Self-help books are anathema to me. I'm sure they help many people; unfortunately, dusty stacks of said books purchased by my thrice-married mother left an indelible impression. Montaigne was a famous French philosopher, though. He lived through bloody religious civil wars in 16th century France. He felt the combined loss of his father, brother, best friend, and first-born child keenly. This man knew pain and suffering (having also inherited his father's kidney stone condition).
Montaigne's sense of loss and grief proved so great, in fact, that he retired as magistrate to live out his days in his tower library. At this time, a Christian life was one of stoic struggle while alive, happiness and peace occurring only after death. And when Montaigne begins writing what becomes his famous Essays, he seemed content with that arrangement.
I gather the role of shut-in, isolated from the rest of the house (and his family), bored and unsettled Montaigne. Stoicism, he realized, was not for him. Simply put, he decides life is meant to be lived, not squandered waiting for...well, for what? Why be given this life and not enjoy it? He even turns the agonizing pain of a kidney stone passing into a positive, productive event. His surmise--without the pain, how can one appreciate the absence of it?

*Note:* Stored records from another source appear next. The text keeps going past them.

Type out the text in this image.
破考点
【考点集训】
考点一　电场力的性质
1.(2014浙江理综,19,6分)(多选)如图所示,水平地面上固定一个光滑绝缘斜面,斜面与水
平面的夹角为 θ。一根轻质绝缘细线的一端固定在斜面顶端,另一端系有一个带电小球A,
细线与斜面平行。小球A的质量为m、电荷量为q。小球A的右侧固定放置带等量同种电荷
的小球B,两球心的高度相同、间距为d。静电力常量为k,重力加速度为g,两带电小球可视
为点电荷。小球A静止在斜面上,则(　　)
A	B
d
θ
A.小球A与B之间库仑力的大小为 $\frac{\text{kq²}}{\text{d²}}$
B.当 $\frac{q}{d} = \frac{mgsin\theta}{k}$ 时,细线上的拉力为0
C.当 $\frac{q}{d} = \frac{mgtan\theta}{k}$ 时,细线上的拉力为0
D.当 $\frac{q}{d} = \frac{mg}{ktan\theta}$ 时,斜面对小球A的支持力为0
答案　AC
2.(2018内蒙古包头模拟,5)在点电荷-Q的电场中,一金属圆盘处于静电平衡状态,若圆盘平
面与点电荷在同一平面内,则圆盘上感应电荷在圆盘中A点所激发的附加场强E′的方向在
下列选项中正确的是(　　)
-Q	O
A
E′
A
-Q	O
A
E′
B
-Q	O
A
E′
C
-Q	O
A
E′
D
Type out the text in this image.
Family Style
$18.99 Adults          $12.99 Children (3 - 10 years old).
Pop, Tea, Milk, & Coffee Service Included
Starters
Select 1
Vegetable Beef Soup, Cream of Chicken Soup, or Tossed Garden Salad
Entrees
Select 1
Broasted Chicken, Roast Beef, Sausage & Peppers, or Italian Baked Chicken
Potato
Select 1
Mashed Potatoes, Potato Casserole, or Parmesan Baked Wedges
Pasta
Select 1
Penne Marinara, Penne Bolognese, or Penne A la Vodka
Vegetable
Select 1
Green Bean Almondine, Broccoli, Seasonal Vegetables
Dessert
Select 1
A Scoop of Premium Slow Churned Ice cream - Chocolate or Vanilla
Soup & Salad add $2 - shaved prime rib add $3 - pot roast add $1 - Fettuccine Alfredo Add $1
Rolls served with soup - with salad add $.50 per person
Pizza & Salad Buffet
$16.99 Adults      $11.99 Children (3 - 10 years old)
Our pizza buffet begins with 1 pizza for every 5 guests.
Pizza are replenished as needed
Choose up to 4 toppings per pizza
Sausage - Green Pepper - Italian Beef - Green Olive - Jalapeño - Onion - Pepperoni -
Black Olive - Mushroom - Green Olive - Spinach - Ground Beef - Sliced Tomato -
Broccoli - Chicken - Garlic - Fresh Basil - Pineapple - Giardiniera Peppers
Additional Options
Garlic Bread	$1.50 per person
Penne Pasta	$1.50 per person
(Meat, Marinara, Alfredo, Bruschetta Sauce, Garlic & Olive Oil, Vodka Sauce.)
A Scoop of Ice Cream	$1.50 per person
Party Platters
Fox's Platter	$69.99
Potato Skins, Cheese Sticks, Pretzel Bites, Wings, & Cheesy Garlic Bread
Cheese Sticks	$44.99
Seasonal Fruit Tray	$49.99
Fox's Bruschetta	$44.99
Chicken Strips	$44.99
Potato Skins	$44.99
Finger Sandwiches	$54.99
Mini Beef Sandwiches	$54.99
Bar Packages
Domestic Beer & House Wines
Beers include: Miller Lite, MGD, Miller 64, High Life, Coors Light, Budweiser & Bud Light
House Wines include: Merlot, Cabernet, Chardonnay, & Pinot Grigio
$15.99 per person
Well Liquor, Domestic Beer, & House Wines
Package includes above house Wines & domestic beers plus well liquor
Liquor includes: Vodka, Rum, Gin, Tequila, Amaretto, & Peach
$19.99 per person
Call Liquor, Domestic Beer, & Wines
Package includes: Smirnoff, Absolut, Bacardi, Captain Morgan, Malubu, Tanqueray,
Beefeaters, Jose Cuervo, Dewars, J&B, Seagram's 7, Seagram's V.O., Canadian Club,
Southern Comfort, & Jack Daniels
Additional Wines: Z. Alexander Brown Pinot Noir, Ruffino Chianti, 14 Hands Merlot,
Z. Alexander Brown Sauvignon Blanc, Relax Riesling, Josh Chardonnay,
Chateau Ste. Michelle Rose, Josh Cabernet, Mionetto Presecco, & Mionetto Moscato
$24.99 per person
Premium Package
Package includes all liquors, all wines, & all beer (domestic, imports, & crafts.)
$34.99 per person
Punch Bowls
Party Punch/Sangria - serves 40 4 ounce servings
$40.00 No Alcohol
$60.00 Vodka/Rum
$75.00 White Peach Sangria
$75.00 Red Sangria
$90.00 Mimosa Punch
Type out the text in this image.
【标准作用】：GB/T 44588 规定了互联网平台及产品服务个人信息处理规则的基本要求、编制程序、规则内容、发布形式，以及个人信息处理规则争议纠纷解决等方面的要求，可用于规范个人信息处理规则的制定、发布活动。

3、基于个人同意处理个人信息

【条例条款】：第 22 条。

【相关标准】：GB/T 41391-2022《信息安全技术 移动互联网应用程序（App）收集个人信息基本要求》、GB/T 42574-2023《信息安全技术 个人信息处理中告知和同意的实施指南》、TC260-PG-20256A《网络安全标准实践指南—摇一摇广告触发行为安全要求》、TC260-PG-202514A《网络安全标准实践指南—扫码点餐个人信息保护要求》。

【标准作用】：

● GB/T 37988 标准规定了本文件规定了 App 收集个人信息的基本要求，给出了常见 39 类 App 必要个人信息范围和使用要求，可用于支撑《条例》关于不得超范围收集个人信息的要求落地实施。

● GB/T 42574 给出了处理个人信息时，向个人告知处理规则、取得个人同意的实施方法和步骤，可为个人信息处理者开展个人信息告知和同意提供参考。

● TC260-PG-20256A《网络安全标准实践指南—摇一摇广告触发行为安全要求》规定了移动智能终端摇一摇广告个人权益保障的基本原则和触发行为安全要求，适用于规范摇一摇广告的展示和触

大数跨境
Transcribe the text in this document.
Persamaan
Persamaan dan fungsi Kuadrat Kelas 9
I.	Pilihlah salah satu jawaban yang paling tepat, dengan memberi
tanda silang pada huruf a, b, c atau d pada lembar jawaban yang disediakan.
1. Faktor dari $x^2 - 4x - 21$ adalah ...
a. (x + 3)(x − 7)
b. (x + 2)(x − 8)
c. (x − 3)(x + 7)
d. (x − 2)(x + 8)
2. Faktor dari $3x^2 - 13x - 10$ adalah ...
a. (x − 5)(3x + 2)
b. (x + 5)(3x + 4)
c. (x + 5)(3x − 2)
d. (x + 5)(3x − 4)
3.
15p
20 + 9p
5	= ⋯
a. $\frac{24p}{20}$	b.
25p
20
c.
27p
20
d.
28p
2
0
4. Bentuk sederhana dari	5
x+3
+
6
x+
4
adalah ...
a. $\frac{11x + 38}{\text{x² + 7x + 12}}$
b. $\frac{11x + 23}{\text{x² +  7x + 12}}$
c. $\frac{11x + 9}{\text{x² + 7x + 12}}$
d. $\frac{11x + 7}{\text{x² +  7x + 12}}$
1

Despite the pain, Montaigne decides a European tour is in order, as he discovers within himself a burgeoning curiosity about the world in which he lives. For a man of the 1500's, he develops pretty modern ideas on religion, sex, race, cruelty, and violence. If you're like me, a lover of Shakespeare, you discern Montaigne's influence on the playwright. Remember, it was during this time that sex became increasingly taboo and legislated; now read or remember Measure for Measure (already thought to be a play ahead of its time), and you'll have a greater sense of the philosopher's impact on the Bard.
Learning about Montaigne's transformation from stoic to lover and student of life and introspection, both good and bad, had a profound effect on me (the right book at the right time). It wasn't a quick read, as it's dry at times (with sloppy editing); in the end, however, it was time well spent, as became Montaigne's life.